Jain developed the 2020 program with David Brainard, RRL Professor of Psychology and Associate Dean for the Natural Sciences, and Ann Vernon-Grey, Senior Associate Director for Undergraduate Research. Sara Casella, a doctoral student in economics, helped organize the activities and taught some of the tutorials. Undergraduate students are often wrangling large datasets for the first time, and the group sought to expose them not only to different data analysis techniques, but also to peers whose research looked nothing like their own.

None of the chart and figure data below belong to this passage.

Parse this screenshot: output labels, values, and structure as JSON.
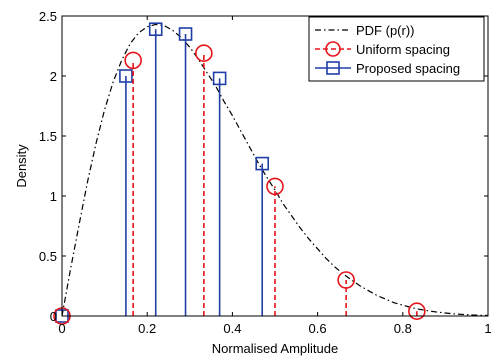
{
  "chart_data": {
    "type": "line",
    "xlabel": "Normalised Amplitude",
    "ylabel": "Density",
    "xlim": [
      0,
      1
    ],
    "ylim": [
      0,
      2.5
    ],
    "xticks": [
      0,
      0.2,
      0.4,
      0.6,
      0.8,
      1
    ],
    "xtick_labels": [
      "0",
      "0.2",
      "0.4",
      "0.6",
      "0.8",
      "1"
    ],
    "yticks": [
      0,
      0.5,
      1,
      1.5,
      2,
      2.5
    ],
    "ytick_labels": [
      "0",
      "0.5",
      "1",
      "1.5",
      "2",
      "2.5"
    ],
    "grid": false,
    "legend_position": "top-right",
    "series": [
      {
        "name": "PDF (p(r))",
        "style": "dash-dot",
        "color": "#000000",
        "x": [
          0,
          0.02,
          0.04,
          0.06,
          0.08,
          0.1,
          0.12,
          0.14,
          0.16,
          0.18,
          0.2,
          0.22,
          0.24,
          0.26,
          0.28,
          0.3,
          0.32,
          0.34,
          0.36,
          0.38,
          0.4,
          0.42,
          0.44,
          0.46,
          0.48,
          0.5,
          0.52,
          0.54,
          0.56,
          0.58,
          0.6,
          0.62,
          0.64,
          0.66,
          0.68,
          0.7,
          0.72,
          0.74,
          0.76,
          0.78,
          0.8,
          0.82,
          0.84,
          0.86,
          0.88,
          0.9,
          0.92,
          0.94,
          0.96,
          0.98,
          1.0
        ],
        "y": [
          0,
          0.39,
          0.76,
          1.12,
          1.44,
          1.72,
          1.95,
          2.13,
          2.27,
          2.36,
          2.41,
          2.43,
          2.42,
          2.38,
          2.32,
          2.24,
          2.14,
          2.03,
          1.92,
          1.79,
          1.67,
          1.54,
          1.41,
          1.28,
          1.16,
          1.05,
          0.93,
          0.83,
          0.73,
          0.64,
          0.56,
          0.48,
          0.41,
          0.35,
          0.3,
          0.25,
          0.21,
          0.17,
          0.14,
          0.11,
          0.09,
          0.07,
          0.055,
          0.043,
          0.033,
          0.025,
          0.018,
          0.013,
          0.009,
          0.006,
          0.004
        ]
      },
      {
        "name": "Uniform spacing",
        "style": "dashed-stem",
        "marker": "circle",
        "color": "#e8141b",
        "x": [
          0,
          0.167,
          0.333,
          0.5,
          0.667,
          0.833
        ],
        "y": [
          0,
          2.13,
          2.19,
          1.08,
          0.3,
          0.04
        ]
      },
      {
        "name": "Proposed spacing",
        "style": "solid-stem",
        "marker": "square",
        "color": "#1f3fa6",
        "x": [
          0,
          0.15,
          0.22,
          0.29,
          0.37,
          0.47
        ],
        "y": [
          0,
          2.0,
          2.39,
          2.35,
          1.98,
          1.27
        ]
      }
    ]
  }
}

“When I entered academia, I thought a variety of disciplines would be within easy reach. But, in fact, it is very hard to step out of one’s narrow—even sub-disciplinary—boundaries,” Jain says. “One of my motivations for the Hangout was to interact across disciplines while also showing students that they can expand their horizons, one week posing a question in sociology and the next week posing a question in astronomy.”
And the questions kept coming, he says; almost every week, no matter what the subject, Q&A sessions ran so long that eventually he had to intervene.
“Students were really engaged with the talks. The Hangout was a way to fulfill their needs and also give us ideas for how to build something bigger around data science programming in the future,” Jain says. “It’s nice to have ways to bring students from across the university together to learn the same set of analytics tools they all need to use.”